Взгляд змия | страница 79



Верно говоришь, батюшка. Всюду наука нужна. Умереть редко кто умеет. Жить – тут все мастера. Еще и посоветуют. А вот умирать не умеют. Сколько мне довелось видеть всяких смертей, но ни одной такой, чтобы и самому захотелось.

– Смейся, смейся, сынок. Поглядим еще, чья правда, во имя Отца и Сына и Святого Духа…

Нет, батя, я не шучу, не до смеха мне. Ты не гляди, что у меня глаза масленые. Это оттого, что не могу танцевать. Очень мне это дело нравится. Одно время, когда я уже думал, что стал набожным христианином и рука моя никогда больше не поднимется на преступление, мне захотелось свалить на чужбину и собрать там труппу любителей танца. Мы бы танцевали утром, в обед и вечером. Мы бы плясали, плясали, плясали без устали, пока не рухнули на землю, но и тогда смотрели бы, как пляшут остальные. А на следующее утро начинали заново. Вот это была бы жизнь, а, батюшка? Настоящая жизнь. Говорят, в чужих краях есть церкви, в которых на службе играет музыка и прихожане только и делают, что танцуют. Но я этому не верю. Слишком жирно получилось бы. Вот почему глаза мои блестят. Не до смеха мне.

Ну ладно, теперь слушай. Один такой мне рассказывал, что помнит свою повитуху, а он видел ее всего раз, когда родился. Как ты его на вранье поймаешь? Да никак. Я повитухи не помню, но моя память тоже не лыком шита, далеко берет. Первое, что крепко засело в голове, – это дым. Затопили печь, и дым ползет в дверцу назад, на кухню. В дымоходе нет тяги, пламя то и дело затухает, сухонькие, словно змеиная кожа, щепочки растопки с берестой кое-как сгорают, но мокрые осиновые дровишки только коптят, превращаясь в клубы едкого белого дыма, упрямо отказываются идти в дымоход.

«И смех и грех, деточка, – ахает бабушка. – Давно не топлено, вот отчего».

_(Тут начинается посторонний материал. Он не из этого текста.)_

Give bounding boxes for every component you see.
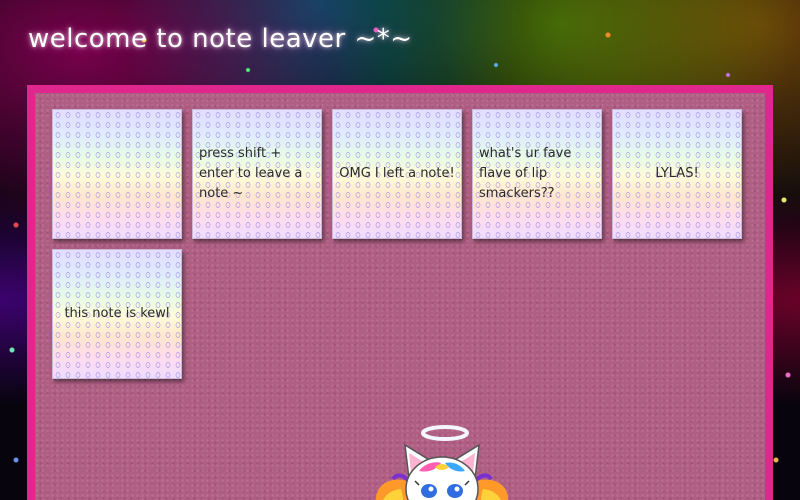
note-card[interactable]: OMG I left a note! — [332, 109, 462, 239]
note-text: LYLAS! — [655, 166, 699, 181]
new-note-blank[interactable] — [52, 109, 182, 239]
note-card[interactable]: press shift + enter to leave a note ~ — [192, 109, 322, 239]
note-text: what's ur fave flave of lip smackers?? — [479, 146, 572, 201]
note-text: press shift + enter to leave a note ~ — [199, 146, 303, 201]
angel-kitten-icon — [375, 425, 509, 500]
page-title: welcome to note leaver ~*~ — [28, 24, 413, 54]
note-card[interactable]: this note is kewl — [52, 249, 182, 379]
note-card[interactable]: LYLAS! — [612, 109, 742, 239]
note-card[interactable]: what's ur fave flave of lip smackers?? — [472, 109, 602, 239]
notes-grid: press shift + enter to leave a note ~ OM… — [52, 109, 742, 379]
note-board: press shift + enter to leave a note ~ OM… — [27, 85, 773, 500]
note-text: OMG I left a note! — [339, 166, 455, 181]
note-text: this note is kewl — [64, 306, 170, 321]
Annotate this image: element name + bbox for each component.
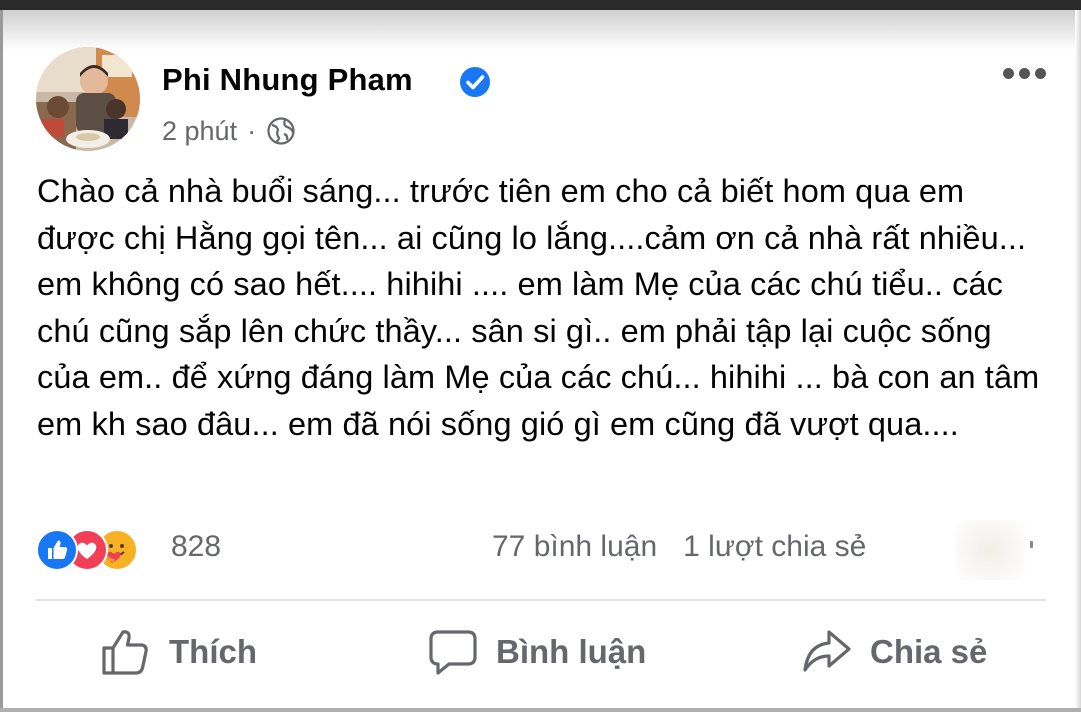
- share-button[interactable]: Chia sẻ: [802, 622, 987, 682]
- comment-button[interactable]: Bình luận: [428, 622, 646, 682]
- comment-label: Bình luận: [496, 633, 647, 670]
- dot: [1035, 68, 1046, 79]
- comment-icon: [429, 630, 477, 675]
- bottom-edge: [0, 708, 1081, 712]
- more-options-icon[interactable]: [1003, 68, 1046, 79]
- engagement-stats: 77 bình luận 1 lượt chia sẻ: [492, 530, 866, 564]
- verified-badge-icon: [460, 67, 490, 97]
- comment-count-link[interactable]: 77 bình luận: [492, 530, 657, 564]
- share-icon: [803, 630, 851, 672]
- top-shadow: [0, 10, 1081, 50]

Я сижу в люльке, и это все, что я умею, – сидеть.

– Да ты выдумщик, Мейжис. Всего-то и умеешь, что сидеть, а уже все ведаешь. И о дровишках, и о дымоходе, и бабушкину речь понимаешь.

Эх, батя, снова ты меня прервал. Я ведь тебя просил… Конечно, я все это узнал потом, когда уму-разуму научился. В то время я еще ничего не понимал. Помню только образы и звуки.

– Прости, меня, Мейжис. Не стану больше встревать.

Сижу я, значит, себе в колыбели и озабоченно сую между пальцев палочки, смеюсь, довольный, когда удается просунуть три палочки меж четырех пальцев. Бабушкины слова для меня пока значат то же, что и ее кряхтенье, когда в легкие к ней попадает дым. Кашель тоже бывает приятен для слуха, и я слушал его так же внимательно, как и ласковые ее речи.